My uncle gave me a Gravely 8102 with a K241 kohler 10 hp motor. I installed a new muffler & air cleaner, adjusted carb settings and mowed 1.3 acres no problem. Went to move the other day & it kept dying. I added new gas and re adjusted carb. Now it will only run with the choke on all the way. It will idle and sometimes I can increase the throttle but it dies, I have tried to let it warm up but it will still only run with choke on. I adjusted carb jet settings according to the kohler manual and it seems to be a good starting point. I also replaced the fuel filter and it has a new spark plug. Any thoughts? Any help would be appreciated. TC


----------



## jhngardner367 (Apr 5, 2011)

Welcome to the forum !
It sounds as if you have some dirt in the carb passages,or jets. Normally it will be a dirty idle jet. Clean the jets,and passages with carb cleaner,and replace /install a fuel filter.


----------



## ftorleans1 (Jul 12, 2009)

jhngardneris spot on. You have gum or varnish build-up in the carb.
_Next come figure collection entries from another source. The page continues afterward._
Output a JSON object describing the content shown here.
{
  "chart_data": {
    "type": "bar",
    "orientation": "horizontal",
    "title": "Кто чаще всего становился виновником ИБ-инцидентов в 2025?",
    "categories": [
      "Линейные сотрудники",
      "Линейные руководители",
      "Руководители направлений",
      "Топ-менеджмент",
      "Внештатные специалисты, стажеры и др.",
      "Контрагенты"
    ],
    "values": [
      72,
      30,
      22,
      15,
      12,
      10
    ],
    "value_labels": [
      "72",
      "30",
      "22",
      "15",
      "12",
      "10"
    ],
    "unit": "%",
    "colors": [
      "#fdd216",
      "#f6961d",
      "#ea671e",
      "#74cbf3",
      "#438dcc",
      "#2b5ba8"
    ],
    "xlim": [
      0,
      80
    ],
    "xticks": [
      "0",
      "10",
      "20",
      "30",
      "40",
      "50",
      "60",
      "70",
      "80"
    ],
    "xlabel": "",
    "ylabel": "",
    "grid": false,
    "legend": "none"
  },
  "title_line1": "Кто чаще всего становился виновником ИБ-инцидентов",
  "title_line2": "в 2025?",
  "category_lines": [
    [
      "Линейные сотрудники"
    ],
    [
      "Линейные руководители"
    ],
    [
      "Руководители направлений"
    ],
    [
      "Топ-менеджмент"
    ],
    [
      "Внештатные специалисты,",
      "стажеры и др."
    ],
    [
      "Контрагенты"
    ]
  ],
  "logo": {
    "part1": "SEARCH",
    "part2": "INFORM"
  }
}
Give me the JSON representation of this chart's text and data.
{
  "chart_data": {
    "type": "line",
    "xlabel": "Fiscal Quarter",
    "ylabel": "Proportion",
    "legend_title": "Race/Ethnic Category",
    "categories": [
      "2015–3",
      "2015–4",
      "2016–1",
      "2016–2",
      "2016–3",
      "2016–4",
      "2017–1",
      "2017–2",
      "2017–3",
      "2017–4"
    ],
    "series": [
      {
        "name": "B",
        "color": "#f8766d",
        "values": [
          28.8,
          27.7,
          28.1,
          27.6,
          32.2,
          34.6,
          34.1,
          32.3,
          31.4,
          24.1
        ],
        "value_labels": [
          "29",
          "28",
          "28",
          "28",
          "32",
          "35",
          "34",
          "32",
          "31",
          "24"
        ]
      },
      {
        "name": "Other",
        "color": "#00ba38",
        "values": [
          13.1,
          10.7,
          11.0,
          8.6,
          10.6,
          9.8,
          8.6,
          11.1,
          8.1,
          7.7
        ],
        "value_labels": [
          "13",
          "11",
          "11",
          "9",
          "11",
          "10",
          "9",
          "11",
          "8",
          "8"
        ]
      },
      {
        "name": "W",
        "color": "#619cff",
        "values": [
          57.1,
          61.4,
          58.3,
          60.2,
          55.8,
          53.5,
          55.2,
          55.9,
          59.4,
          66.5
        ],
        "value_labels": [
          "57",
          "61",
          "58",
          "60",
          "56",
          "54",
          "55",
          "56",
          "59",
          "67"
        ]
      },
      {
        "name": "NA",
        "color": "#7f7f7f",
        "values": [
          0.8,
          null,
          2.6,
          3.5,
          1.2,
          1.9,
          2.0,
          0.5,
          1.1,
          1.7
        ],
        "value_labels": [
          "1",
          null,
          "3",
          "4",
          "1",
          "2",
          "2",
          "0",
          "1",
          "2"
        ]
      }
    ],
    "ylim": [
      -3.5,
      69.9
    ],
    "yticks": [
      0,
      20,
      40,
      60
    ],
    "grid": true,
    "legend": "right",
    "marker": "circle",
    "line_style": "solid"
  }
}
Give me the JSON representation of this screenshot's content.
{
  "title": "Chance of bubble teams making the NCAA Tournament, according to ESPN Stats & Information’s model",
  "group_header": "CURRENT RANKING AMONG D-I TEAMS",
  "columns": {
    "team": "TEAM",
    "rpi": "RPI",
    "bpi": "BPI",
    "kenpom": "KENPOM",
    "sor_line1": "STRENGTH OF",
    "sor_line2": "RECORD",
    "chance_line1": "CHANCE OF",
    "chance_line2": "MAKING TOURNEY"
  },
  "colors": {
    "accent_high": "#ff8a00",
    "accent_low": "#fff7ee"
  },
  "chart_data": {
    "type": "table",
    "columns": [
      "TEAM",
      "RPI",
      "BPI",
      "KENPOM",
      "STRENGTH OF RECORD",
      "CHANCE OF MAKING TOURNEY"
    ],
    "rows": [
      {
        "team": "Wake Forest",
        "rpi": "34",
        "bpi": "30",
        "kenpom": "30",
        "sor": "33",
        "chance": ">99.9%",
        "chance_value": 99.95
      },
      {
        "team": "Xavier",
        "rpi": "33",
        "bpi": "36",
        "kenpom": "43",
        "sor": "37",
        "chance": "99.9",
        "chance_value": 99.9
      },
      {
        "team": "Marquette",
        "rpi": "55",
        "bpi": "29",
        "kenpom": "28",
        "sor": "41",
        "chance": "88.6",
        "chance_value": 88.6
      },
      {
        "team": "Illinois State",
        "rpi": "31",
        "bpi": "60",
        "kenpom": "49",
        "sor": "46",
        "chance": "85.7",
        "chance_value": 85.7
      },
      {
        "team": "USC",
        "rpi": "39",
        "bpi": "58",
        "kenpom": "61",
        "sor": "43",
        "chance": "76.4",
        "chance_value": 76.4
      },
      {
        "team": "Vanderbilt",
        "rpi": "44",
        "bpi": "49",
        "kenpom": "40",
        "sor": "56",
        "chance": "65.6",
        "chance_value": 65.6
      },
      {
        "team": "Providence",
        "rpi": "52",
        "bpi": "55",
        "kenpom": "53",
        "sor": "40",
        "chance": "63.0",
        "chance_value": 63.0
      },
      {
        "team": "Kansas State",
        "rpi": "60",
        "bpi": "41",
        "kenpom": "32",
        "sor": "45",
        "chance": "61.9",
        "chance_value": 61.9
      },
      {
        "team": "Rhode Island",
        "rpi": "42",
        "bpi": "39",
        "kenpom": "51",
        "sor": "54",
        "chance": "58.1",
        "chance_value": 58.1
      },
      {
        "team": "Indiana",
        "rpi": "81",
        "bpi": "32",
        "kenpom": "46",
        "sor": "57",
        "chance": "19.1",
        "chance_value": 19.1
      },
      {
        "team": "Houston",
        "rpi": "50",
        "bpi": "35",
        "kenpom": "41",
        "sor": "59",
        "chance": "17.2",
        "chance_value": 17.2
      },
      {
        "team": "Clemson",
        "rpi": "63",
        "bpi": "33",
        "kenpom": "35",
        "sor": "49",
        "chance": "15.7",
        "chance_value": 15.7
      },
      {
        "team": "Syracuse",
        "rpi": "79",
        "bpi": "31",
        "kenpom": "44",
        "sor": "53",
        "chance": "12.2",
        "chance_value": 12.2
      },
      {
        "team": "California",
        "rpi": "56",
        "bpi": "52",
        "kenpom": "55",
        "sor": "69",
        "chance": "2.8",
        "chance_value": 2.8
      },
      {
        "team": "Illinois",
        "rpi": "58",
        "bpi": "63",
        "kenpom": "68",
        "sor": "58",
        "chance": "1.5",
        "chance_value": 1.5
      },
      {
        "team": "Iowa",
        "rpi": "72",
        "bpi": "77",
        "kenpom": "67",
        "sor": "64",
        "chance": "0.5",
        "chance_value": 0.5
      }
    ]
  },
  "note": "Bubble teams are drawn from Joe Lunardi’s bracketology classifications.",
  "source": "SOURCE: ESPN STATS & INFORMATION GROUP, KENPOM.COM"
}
It's usually best to remove the carb and soak it in carb cleaner. However, You may be able to spray the passages, let is soak and repeat a few times. The tell-tale is having to keep the choke on. You basically have to starve the engine of fresh air in order to richen the air/fuel mixture enough to keep it running with no load. It will never keep running with a load under this condition. Easy fix though!!!
Tid bit of advise. If you leave the tractor sit for extended periods, run stabil in your fuel!!! I run stabil in all of my outdoor power equipment and it will prevent a lot of problems. I have a 1975 812 and she runs like a champ.


----------



## tcmccoyjr (May 9, 2014)

Thanks, for the info. I do use stabil but I just received this and I figure it has been setting. What gets me is it ran fine for several hours and then next time I tried using it started running funny. I have a carb rebuild kit on order & I will drain & clean the gas tank before running again. Thanks again!


----------